As its foreign policy chief Catherine Ashton said of Rana Plaza: "The alleged criminality around the building's construction is finally becoming clear to the world".

The threat is serious given that 60% of Bangladesh's garment exports go to the EU - about half the country's entire exports - and a quarter of its whole industrial workforce depends on selling duty-free garments to the there.

But the EU isn't designed for fast action, and taking away Bangladesh's duty-free status is a long-winded process - with a very uncertain outcome.

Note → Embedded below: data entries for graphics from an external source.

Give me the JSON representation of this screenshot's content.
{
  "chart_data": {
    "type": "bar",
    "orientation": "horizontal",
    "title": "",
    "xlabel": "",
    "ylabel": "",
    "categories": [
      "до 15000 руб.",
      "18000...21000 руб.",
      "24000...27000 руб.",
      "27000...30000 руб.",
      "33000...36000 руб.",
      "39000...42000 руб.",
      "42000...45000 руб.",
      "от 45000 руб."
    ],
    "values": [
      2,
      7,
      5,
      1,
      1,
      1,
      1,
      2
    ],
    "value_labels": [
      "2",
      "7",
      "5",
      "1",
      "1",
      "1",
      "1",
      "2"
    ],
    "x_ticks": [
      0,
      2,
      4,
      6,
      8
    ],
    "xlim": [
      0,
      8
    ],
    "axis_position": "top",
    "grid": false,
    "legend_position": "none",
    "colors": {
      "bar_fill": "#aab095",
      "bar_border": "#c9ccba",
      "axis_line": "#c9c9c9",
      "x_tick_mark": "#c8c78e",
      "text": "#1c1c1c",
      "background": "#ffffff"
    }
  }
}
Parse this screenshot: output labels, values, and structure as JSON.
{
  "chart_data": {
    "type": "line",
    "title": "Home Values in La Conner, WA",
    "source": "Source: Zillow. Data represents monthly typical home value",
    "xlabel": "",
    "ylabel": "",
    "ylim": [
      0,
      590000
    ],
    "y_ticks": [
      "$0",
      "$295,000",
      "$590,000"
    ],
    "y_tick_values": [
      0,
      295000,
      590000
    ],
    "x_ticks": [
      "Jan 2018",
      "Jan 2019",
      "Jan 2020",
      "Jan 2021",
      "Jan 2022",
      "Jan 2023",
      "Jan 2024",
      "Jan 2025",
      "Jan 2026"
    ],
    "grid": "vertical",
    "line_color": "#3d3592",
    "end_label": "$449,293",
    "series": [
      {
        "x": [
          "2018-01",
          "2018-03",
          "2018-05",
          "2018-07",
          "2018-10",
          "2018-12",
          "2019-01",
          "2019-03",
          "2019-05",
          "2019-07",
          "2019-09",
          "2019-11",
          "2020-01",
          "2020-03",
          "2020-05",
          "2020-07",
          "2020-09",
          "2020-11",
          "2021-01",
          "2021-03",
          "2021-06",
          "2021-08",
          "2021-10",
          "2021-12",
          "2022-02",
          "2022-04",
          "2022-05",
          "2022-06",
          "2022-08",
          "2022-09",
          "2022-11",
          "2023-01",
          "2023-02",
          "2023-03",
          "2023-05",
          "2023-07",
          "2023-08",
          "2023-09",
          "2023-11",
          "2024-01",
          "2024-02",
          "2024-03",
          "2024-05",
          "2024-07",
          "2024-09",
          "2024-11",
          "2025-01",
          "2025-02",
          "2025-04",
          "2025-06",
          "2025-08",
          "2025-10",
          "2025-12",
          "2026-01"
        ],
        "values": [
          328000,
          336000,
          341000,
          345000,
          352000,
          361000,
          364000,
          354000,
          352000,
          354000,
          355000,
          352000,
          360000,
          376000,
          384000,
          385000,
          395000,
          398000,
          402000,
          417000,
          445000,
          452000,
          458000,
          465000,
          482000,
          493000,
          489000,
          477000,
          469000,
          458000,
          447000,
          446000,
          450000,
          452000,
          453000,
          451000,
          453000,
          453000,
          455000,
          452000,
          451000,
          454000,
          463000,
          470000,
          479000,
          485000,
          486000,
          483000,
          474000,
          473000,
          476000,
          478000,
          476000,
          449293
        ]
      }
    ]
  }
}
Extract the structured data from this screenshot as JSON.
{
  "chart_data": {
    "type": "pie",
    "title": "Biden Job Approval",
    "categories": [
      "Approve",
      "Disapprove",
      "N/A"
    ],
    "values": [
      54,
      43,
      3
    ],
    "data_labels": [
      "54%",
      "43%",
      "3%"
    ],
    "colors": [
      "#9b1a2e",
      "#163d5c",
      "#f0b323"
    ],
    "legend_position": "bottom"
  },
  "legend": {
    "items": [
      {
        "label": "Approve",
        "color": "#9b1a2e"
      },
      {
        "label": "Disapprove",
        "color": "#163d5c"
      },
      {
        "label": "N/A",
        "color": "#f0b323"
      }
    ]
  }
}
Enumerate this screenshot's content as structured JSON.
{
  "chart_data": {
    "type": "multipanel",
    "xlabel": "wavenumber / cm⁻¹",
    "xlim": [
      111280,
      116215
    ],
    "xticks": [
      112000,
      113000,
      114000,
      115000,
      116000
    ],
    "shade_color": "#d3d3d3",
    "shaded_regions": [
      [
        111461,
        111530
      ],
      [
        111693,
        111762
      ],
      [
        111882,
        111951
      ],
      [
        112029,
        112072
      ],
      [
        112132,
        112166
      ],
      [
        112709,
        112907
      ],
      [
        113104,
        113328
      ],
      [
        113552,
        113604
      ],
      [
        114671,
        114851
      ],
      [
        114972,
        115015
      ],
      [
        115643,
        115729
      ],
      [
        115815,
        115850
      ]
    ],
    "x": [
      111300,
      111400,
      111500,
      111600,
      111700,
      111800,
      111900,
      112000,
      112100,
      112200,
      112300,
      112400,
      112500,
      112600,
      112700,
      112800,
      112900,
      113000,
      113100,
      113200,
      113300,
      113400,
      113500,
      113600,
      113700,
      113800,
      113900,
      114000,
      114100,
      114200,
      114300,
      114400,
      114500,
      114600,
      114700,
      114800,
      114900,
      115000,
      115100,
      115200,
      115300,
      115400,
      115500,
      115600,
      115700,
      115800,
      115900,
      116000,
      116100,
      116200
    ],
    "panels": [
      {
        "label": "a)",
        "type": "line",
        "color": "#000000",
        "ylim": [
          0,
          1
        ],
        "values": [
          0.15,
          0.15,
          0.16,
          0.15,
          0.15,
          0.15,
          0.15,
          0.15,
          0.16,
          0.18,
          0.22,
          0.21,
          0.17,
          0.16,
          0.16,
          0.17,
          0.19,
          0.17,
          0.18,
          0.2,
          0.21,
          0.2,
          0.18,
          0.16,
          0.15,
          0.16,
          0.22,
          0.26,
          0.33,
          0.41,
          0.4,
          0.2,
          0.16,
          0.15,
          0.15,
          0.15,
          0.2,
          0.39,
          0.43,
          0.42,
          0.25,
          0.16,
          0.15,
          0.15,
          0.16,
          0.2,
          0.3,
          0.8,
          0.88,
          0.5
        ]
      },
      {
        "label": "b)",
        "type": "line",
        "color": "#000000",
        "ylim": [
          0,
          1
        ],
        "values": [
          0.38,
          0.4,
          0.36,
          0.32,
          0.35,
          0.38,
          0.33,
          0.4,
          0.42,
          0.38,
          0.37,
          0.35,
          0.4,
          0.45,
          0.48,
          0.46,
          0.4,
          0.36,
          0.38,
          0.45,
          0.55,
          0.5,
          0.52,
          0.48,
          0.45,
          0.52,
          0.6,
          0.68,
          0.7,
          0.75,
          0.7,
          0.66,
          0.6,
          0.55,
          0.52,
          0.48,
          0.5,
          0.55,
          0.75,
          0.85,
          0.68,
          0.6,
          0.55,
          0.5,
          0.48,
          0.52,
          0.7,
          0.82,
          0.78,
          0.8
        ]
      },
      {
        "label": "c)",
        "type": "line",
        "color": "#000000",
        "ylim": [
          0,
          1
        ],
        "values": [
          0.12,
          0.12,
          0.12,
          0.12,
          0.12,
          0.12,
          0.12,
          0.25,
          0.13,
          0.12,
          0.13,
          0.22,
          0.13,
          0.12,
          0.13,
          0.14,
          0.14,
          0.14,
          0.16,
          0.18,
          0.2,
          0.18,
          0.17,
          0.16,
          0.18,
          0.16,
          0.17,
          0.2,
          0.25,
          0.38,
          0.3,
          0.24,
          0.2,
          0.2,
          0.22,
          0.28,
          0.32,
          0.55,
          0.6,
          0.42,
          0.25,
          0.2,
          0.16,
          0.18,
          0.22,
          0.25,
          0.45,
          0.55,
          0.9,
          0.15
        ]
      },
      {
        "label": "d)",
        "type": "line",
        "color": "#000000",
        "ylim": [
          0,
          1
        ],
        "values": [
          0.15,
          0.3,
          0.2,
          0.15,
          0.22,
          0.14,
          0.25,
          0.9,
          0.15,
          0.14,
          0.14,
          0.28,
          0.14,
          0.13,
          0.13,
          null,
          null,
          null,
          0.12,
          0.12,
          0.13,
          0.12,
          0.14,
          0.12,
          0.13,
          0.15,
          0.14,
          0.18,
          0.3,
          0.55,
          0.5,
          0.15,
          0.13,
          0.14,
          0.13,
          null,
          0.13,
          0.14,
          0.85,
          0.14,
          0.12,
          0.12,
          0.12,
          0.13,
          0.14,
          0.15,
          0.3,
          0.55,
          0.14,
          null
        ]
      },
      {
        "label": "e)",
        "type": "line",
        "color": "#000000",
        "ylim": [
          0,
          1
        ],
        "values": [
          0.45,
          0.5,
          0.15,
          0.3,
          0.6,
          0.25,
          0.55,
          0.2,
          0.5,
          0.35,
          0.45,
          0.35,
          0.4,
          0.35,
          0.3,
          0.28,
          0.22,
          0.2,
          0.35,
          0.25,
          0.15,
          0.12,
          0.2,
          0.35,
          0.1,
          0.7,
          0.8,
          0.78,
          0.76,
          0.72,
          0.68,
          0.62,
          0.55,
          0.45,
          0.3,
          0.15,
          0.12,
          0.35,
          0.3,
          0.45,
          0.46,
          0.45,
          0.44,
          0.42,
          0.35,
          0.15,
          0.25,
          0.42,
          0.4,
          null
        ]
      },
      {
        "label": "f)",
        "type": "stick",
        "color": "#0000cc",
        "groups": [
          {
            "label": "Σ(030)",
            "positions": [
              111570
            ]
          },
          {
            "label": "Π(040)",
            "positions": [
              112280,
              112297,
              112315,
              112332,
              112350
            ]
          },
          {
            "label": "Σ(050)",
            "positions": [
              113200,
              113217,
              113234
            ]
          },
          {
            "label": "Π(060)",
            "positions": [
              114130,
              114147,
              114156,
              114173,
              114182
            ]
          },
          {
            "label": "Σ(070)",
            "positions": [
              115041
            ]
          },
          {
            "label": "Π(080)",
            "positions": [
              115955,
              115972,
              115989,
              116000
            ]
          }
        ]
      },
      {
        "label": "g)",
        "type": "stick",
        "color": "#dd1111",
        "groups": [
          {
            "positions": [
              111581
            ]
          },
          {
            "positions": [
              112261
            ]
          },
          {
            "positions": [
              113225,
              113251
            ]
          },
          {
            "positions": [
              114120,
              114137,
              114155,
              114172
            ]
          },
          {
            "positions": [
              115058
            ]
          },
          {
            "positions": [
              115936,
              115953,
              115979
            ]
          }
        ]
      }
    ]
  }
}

Lady Ashton's own party, for example, is busy trying to reverse the UK's decision to switch its GBP14m ($21m) annual aid donation for South Africa to poorer countries. So the decision even to think about abolishing the EUR1bn a year subsidy the EU's duty-free concession pumps into Bangladesh's minuscule economy is likely to enrage every single aid lobbyist in Europe.

And it would take at least two years to get through the EU's decision-making systems - by which time Lady Ashton will be retired, and I wouldn't bet on the proposal ever being enacted.

Who knows how many more will die while all that's going on? So here's the Flanswer: a modest proposal for identifying and delisting all the dodgy factories.

The Flanswer

  • The major buyers need to agree some general principles immediately.
  • Those principles should be:
  1. Bangladesh is a unique - and urgent - case. Procedures in Bangladesh don't necessarily apply anywhere else.
  2. No unsafe buildings. As from 30 June 2013, no independently verified safety certificate: no business.
  3. Any subcontractor found using an uncertified business gets fired. Preferably by all the major buyers, throughout every buyer's system.
  4. The general principles of the Walmart conditions are accepted as the minimum standards applying to all buyers in Bangladesh.
  5. Deal with the problems of how owners pay for upgrades and what to do with redundant workers when they happen. If we can believe the BGMEA, the workers will get hired somewhere else; nowhere else can currently match Bangladesh on price.
  6. Buyers' loyalty is to the workers making garments on their behalf: not to their subcontractors, not to the factory owners, and most certainly not to the owners' associations.
  7. Job number one for all buyer staff in Bangladesh is to stop any more catastrophes. Any manager is authorised to stop production in an unsafe factory, and supplier contracts specify this.
  • Issues of union recognition and decent pay are important. But they're not central to the building safety issue, and can be kept till later.
  • In practice, buyers should actively encourage worker whistle-blowing. Indeed, they should donate a small sum, and collectively provide a small admin centre and IT expertise, for Bangladeshi activists to set up a website with details of all factories, and their known construction and permitting history. Workers should be encouraged to input data, anonymously, of jobs going through the system.
  • Eventually, buyers will control what's being made for them with conventional staff. But right now, there are 4m Bangladeshi garment workers with far better access to information about the buildings where garments are being made than anyone in the buying organisations can possibly have. Each of these 4m people is more interested in having a safe building than any buyer or activist group can ever be - or than BSCI could even dream could be possible. They constitute an enormous asset for buyers prepared to use them. 

Some might call this guerilla compliance. It will be rough and ready. But it'll be ready quickly.

And isn't that a lot better than the kind of compliance where storage for workers' sandwiches matters more than whether the workers will still be alive at lunchtime?